Una campagna capillare e di lungo respiro che, distribuito l’appello, entrerà nel vivo dopo Pasqua con un primo momento forte fino a maggio. Per proseguire per alcuni anni con molte ricadute pastorali. La diocesi di Roma ha già in programma un incontro dei “Dialoghi in cattedrale” il 20 aprile a San Giovanni in Laterano con il giurista Francesco D’Agostino e la bioeticista Maria Luisa Di Pietro.

«Un’esplosione di migliaia di iniziative – spiega Domenico Delle Foglie, portavoce di Scienza&Vita – contando sulla fantasia e la capacità innovativa del mondo cattolico secondo lo stile proprio di ciascuno», con l’accompagnamento di un sussidio. Spazio, allora, a incontri diocesani e parrocchiali, eventi, dibattiti pubblici. In un confronto con i non credenti che condividono il rispetto per la vita in ogni fase, dal concepimento alla morte naturale. Una grande catechesi sulla vita che impegna sigle storiche e movimenti più piccoli.

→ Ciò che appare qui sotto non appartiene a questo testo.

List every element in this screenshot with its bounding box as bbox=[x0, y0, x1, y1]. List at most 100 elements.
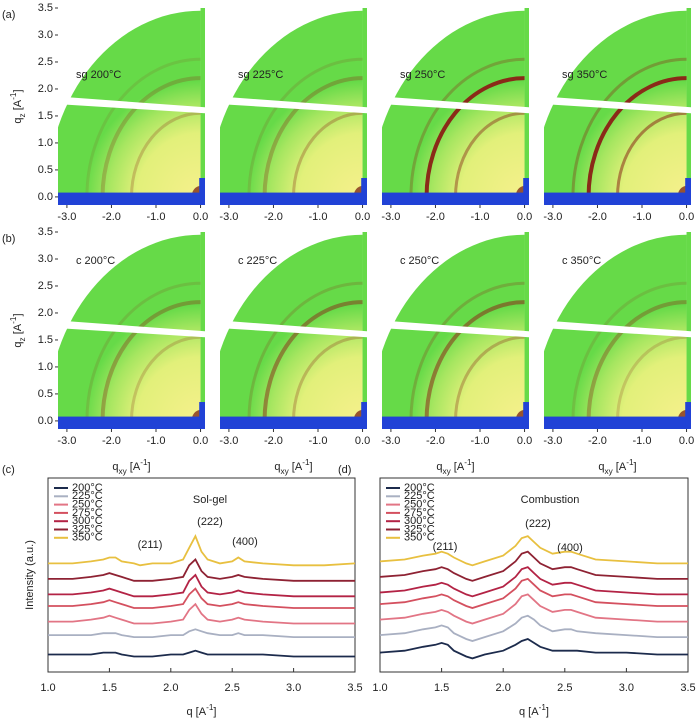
x-tick-label: -1.0 bbox=[147, 211, 166, 223]
image-title: sg 350°C bbox=[562, 69, 607, 81]
ring bbox=[616, 335, 687, 421]
series-line bbox=[379, 638, 688, 660]
y-tick-label: 1.0 bbox=[38, 137, 53, 149]
image-title: sg 200°C bbox=[76, 69, 121, 81]
detector-image bbox=[58, 8, 205, 205]
ring bbox=[130, 335, 201, 421]
mask bbox=[382, 8, 472, 29]
plot-frame bbox=[47, 477, 356, 673]
gap bbox=[220, 320, 367, 338]
mask bbox=[382, 232, 472, 253]
mask bbox=[220, 8, 310, 29]
horizon-band bbox=[544, 416, 691, 429]
x-tick-label: 3.0 bbox=[619, 682, 634, 694]
x-tick-label: 2.0 bbox=[163, 682, 178, 694]
x-axis-label: q [A-1] bbox=[187, 703, 217, 718]
series-line bbox=[379, 614, 688, 642]
beamstop bbox=[199, 402, 205, 429]
x-tick-label: -1.0 bbox=[309, 435, 328, 447]
peak-label: (222) bbox=[525, 518, 551, 530]
x-tick-label: -1.0 bbox=[471, 435, 490, 447]
y-tick-label: 1.0 bbox=[38, 361, 53, 373]
legend-label: 225°C bbox=[72, 490, 103, 502]
detector-image bbox=[382, 232, 529, 429]
y-tick-label: 0.0 bbox=[38, 415, 53, 427]
y-axis-label: qz [A-1] bbox=[9, 89, 27, 123]
x-tick-label: -3.0 bbox=[543, 435, 562, 447]
legend-label: 225°C bbox=[404, 490, 435, 502]
ring bbox=[130, 111, 201, 197]
detector-image bbox=[544, 8, 691, 205]
series-line bbox=[48, 628, 355, 638]
peak-label: (222) bbox=[197, 516, 223, 528]
x-tick-label: -2.0 bbox=[426, 435, 445, 447]
ring bbox=[85, 281, 201, 421]
y-tick-label: 2.5 bbox=[38, 56, 53, 68]
ring bbox=[100, 300, 201, 421]
gap bbox=[382, 320, 529, 338]
beamstop bbox=[685, 402, 691, 429]
x-tick-label: -3.0 bbox=[57, 435, 76, 447]
detector-image bbox=[544, 232, 691, 429]
x-tick-label: -3.0 bbox=[381, 211, 400, 223]
ring bbox=[571, 281, 687, 421]
x-axis-label: qxy [A-1] bbox=[436, 458, 474, 476]
y-tick-label: 3.0 bbox=[38, 29, 53, 41]
horizon-band bbox=[544, 192, 691, 205]
mask bbox=[544, 8, 634, 29]
ring bbox=[292, 111, 363, 197]
horizon-band bbox=[58, 192, 205, 205]
ring bbox=[424, 300, 525, 421]
ring bbox=[454, 111, 525, 197]
ring bbox=[571, 57, 687, 197]
ring bbox=[85, 57, 201, 197]
x-tick-label: 0.0 bbox=[355, 435, 370, 447]
x-tick-label: 0.0 bbox=[679, 211, 694, 223]
x-tick-label: 3.5 bbox=[680, 682, 695, 694]
series-line bbox=[48, 587, 355, 609]
legend-label: 350°C bbox=[72, 532, 103, 544]
x-axis-label: qxy [A-1] bbox=[112, 458, 150, 476]
y-tick-label: 2.5 bbox=[38, 280, 53, 292]
legend-label: 200°C bbox=[404, 482, 435, 494]
x-tick-label: -1.0 bbox=[471, 211, 490, 223]
y-tick-label: 0.0 bbox=[38, 191, 53, 203]
ring bbox=[247, 57, 363, 197]
y-tick-label: 0.5 bbox=[38, 164, 53, 176]
legend-label: 200°C bbox=[72, 482, 103, 494]
horizon-band bbox=[382, 192, 529, 205]
image-title: c 350°C bbox=[562, 255, 601, 267]
y-axis-label: Intensity (a.u.) bbox=[24, 540, 36, 610]
peak-label: (400) bbox=[232, 536, 258, 548]
x-tick-label: 1.0 bbox=[372, 682, 387, 694]
x-axis-label: qxy [A-1] bbox=[598, 458, 636, 476]
detector-image bbox=[58, 232, 205, 429]
x-tick-label: -3.0 bbox=[219, 435, 238, 447]
y-tick-label: 3.5 bbox=[38, 226, 53, 238]
image-title: c 225°C bbox=[238, 255, 277, 267]
mask bbox=[58, 232, 148, 253]
x-tick-label: 0.0 bbox=[193, 211, 208, 223]
x-tick-label: 1.5 bbox=[102, 682, 117, 694]
x-tick-label: -1.0 bbox=[147, 435, 166, 447]
x-tick-label: 0.0 bbox=[517, 211, 532, 223]
legend-label: 300°C bbox=[404, 515, 435, 527]
series-line bbox=[48, 558, 355, 582]
series-line bbox=[48, 534, 356, 567]
x-tick-label: -1.0 bbox=[633, 435, 652, 447]
ring bbox=[454, 335, 525, 421]
beamstop bbox=[361, 178, 367, 205]
x-tick-label: -2.0 bbox=[588, 211, 607, 223]
y-tick-label: 3.5 bbox=[38, 2, 53, 14]
gap bbox=[544, 320, 691, 338]
ring bbox=[586, 300, 687, 421]
beamstop bbox=[361, 402, 367, 429]
x-tick-label: 0.0 bbox=[193, 435, 208, 447]
panel-label: (c) bbox=[2, 464, 15, 476]
x-tick-label: -3.0 bbox=[57, 211, 76, 223]
y-axis-label: qz [A-1] bbox=[9, 313, 27, 347]
image-title: sg 250°C bbox=[400, 69, 445, 81]
plot-frame bbox=[379, 477, 689, 673]
y-tick-label: 2.0 bbox=[38, 83, 53, 95]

Per creare “un grande movimento di popolo” che gridi forte e consapevole il proprio sì alla vita, alla medicina palliativa, ad accrescere e umanizzare l’assistenza ai malati e agli anziani. E il proprio no all’eutanasia, all’accanimento terapeutico, all’abbandono di chi è più fragile. Sono le richieste scritte sul manifesto. Perché «solo amando la vita di ciascuno fino alla fine – vi si legge – c’è speranza di futuro per tutti». La vera libertà per credenti e non credenti «è quella di scegliere a favore della vita, perché solo così è possibile costruire il vero bene delle persone e della società».

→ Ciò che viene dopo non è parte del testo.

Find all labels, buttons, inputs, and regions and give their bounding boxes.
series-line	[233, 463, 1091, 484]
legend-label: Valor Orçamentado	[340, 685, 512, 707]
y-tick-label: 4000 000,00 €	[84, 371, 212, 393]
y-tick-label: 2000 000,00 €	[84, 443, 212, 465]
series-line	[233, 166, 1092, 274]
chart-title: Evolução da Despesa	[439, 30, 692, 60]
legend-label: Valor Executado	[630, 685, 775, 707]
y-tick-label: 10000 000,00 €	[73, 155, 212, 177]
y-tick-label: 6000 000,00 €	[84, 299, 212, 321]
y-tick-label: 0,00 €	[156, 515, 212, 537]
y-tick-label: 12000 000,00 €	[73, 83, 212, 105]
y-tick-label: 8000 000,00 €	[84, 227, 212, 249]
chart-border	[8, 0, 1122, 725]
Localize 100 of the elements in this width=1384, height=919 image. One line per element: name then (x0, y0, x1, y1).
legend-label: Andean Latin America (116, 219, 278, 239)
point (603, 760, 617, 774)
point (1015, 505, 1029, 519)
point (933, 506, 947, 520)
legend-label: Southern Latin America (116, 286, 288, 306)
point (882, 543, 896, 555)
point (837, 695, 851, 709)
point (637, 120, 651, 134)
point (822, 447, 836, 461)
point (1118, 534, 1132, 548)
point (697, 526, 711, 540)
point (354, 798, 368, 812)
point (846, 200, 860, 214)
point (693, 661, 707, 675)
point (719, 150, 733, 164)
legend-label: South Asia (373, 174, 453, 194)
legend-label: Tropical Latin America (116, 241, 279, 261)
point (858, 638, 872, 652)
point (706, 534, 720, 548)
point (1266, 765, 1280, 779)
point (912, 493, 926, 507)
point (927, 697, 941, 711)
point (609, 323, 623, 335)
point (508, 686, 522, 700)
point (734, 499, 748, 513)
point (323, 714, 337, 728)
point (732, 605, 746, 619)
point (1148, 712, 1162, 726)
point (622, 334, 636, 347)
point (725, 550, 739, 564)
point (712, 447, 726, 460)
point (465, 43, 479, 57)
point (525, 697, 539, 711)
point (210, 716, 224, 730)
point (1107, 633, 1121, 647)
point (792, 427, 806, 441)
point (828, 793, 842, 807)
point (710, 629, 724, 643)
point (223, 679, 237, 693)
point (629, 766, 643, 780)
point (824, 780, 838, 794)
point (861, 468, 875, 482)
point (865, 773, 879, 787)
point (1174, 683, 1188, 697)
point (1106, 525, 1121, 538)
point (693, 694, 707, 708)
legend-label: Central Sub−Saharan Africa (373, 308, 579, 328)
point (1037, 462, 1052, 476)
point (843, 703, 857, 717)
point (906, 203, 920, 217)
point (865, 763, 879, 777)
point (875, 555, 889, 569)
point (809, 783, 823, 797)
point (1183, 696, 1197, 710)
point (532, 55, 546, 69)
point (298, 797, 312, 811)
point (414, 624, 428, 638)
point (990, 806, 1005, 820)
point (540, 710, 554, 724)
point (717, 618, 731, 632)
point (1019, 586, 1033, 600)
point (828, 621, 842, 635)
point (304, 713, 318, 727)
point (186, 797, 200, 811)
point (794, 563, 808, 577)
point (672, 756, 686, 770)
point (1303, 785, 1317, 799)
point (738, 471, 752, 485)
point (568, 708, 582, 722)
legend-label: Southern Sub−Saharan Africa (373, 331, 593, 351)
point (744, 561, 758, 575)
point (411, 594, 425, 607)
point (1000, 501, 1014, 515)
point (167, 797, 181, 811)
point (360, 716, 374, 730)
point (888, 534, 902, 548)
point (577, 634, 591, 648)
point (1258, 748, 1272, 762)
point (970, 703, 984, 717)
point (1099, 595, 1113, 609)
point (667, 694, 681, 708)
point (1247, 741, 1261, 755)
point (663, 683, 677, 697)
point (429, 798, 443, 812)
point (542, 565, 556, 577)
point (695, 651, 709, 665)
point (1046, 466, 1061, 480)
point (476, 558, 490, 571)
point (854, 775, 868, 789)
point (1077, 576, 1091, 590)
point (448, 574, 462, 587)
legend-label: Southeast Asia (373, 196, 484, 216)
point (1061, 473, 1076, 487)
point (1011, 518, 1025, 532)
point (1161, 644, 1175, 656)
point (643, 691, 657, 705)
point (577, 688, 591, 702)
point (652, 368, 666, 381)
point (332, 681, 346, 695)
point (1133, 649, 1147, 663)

«La chiave di lettura del manifesto – afferma Maria Luisa Di Pietro, co-presidente di Scienza&Vita – è la via dell’amore che pone attenzione alla preziosità della vita, alla condizione di malattia e sofferenza, che dà la possibilità di avere uno sguardo totale verso l’altro. Di solito si ha diritto a qualcosa – afferma Di Pietro – ma il diritto a morire è la negazione della vita, quindi del diritto stesso». L’appello, allora, è che «tutti, a prescindere dalle loro condizioni e a tutte le fasi della vita, siano aiutati a vivere con dignità e non a morire per falsa pietà. Non c’è nessuna persona che si possa dire indegna di vivere. Bisogna restituire alla persona malata la voglia di andare avanti Perché il rischio è l’abbandono e la solitudine».

Le richieste sono concrete: assistenza ospedaliera, hospice, centri di lunga degenza per gli anziani, i malati e i non autosufficienti. “Serve il supporto economico alla famiglia – aggiunge Giovanni Giacobbe, presidente del Forum delle associazioni familiari –, un sistema di organizzazione tale da permettere ai componenti di un nucleo familiare che lavorano di potersi dedicare al malato”». «Occorre ripartire dalla dignità della persona umanizzando l’assistenza ai malati – prosegue Franco Pasquali, coordinatore di Retinopera –. Questo manifesto è un atto d’amore, è importante per riscrivere un nuovo umanesimo. La crisi che viviamo non è solo finanziaria, occorre oggi leggere l’uomo di fronte al suo futuro». «L’amore che circonda le persone fragili, già parte del mondo cattolico, deve diventare cultura – sottolinea il presidente del Movimento per la Vita, Carlo Casini –. Noi dimostriamo non solo che è possibili ma che è già stato compito».